We don't mind the bias per se (just view it as measuring some other quantity) but we certainly want to make it independent of $B$.
When $B=0,1$, $C=0$, so these values carry no information whatsoever, which means that we cannot fix the bias there. Fortunately, $B=0$ makes $0$ contribution to everything, so we do not need to worry about it. But $B=1$ should be just excluded by force, so we are lead to redefining the denominator in the formula for $M$ to $$ \sum_{i<j, B_{i,j}>1}B_{i,j}\,. $$ When $B=2,3$, we have $\mathcal E(C)=Bq(1-q)$, so we would like to maintain this ratio throughout higher values. This is possible if instead of $\min(k,B-k)$, we write $$ B{B\choose k}^{-1}{B-2\choose k-1}=\frac{k(B-k)}{B-1} $$ mimicking a shorter binomial formula. Note that it differs from $\min(k,B-k)$ at most twice, so the physical meaning is more or less preserved.
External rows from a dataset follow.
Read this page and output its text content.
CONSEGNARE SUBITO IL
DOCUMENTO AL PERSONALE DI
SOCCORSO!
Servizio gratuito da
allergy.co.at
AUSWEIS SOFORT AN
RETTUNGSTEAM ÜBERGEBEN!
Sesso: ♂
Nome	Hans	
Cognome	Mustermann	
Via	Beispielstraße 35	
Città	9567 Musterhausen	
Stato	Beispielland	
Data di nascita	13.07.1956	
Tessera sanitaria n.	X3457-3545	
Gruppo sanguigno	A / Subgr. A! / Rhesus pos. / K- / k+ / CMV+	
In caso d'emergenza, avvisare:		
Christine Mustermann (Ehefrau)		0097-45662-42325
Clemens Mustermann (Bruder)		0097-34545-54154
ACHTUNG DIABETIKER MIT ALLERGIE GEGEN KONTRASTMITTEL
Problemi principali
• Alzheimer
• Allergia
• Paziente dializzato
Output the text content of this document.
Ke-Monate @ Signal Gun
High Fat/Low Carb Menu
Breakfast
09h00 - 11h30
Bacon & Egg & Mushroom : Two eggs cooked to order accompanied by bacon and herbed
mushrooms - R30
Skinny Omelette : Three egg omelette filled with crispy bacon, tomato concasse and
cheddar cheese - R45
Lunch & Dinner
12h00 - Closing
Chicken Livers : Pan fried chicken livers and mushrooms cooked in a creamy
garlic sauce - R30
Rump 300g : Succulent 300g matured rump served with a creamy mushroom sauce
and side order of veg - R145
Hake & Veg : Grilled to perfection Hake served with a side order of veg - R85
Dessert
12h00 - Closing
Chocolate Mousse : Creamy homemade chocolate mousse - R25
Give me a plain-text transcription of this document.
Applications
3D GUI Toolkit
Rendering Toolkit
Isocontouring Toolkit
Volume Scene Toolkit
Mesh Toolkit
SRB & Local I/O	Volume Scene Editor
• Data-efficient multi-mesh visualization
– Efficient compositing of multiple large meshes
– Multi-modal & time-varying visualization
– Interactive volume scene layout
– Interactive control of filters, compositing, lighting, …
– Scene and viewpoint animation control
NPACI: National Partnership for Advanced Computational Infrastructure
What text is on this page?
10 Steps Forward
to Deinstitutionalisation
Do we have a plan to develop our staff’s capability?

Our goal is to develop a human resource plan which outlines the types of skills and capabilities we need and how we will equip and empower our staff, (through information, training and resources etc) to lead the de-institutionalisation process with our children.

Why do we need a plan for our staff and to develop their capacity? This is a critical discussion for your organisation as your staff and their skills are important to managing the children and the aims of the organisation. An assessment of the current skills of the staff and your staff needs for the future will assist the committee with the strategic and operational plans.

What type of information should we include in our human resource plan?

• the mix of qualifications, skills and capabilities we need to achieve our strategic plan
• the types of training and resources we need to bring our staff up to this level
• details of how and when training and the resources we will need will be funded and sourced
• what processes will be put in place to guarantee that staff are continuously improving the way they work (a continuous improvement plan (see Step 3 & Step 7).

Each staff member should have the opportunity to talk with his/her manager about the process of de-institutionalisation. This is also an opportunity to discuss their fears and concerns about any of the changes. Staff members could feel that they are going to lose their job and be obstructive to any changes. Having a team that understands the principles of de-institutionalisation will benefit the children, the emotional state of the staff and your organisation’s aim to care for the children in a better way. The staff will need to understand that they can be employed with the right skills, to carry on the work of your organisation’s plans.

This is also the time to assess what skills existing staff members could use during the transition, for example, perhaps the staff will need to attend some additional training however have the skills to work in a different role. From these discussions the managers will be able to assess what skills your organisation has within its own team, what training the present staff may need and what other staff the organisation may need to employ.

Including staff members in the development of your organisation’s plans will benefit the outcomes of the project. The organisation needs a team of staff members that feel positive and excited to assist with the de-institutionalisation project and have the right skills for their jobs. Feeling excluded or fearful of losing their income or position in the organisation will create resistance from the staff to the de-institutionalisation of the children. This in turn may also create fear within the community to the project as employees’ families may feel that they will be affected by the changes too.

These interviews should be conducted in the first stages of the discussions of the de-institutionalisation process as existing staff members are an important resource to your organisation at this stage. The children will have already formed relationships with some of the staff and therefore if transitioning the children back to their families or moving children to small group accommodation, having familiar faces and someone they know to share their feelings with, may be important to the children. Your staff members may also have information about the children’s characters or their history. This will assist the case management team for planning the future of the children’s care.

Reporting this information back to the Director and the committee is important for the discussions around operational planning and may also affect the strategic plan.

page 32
Thus, $S$ gets redefined as $\sum_{i<j, B_{ij}>1}\frac{A_{ij}(B_{ij}-A_{ij})}{B_{ij}-1}$
The only real influence on the expected value of $M$ now comes from dropping $B=1$, so we need to look at how big contribution to $\mathcal E(B)$ it makes. It is just $Dp(1-p)^{D-1}\approx Dp e^{-Dp}$, so it is just $e^{-Dp}$ - portion of the whole expectation. With your $D=175$ and the individual object appearance rate at least $1/4$, this is less that $e^{-10}$, so we should not bother about it too much.
I would say more but with MathJax typing becomes progressively more and more unpleasant, so I'll stop here. I hope the derivation is more or less clear nowbut feel free to ask questions.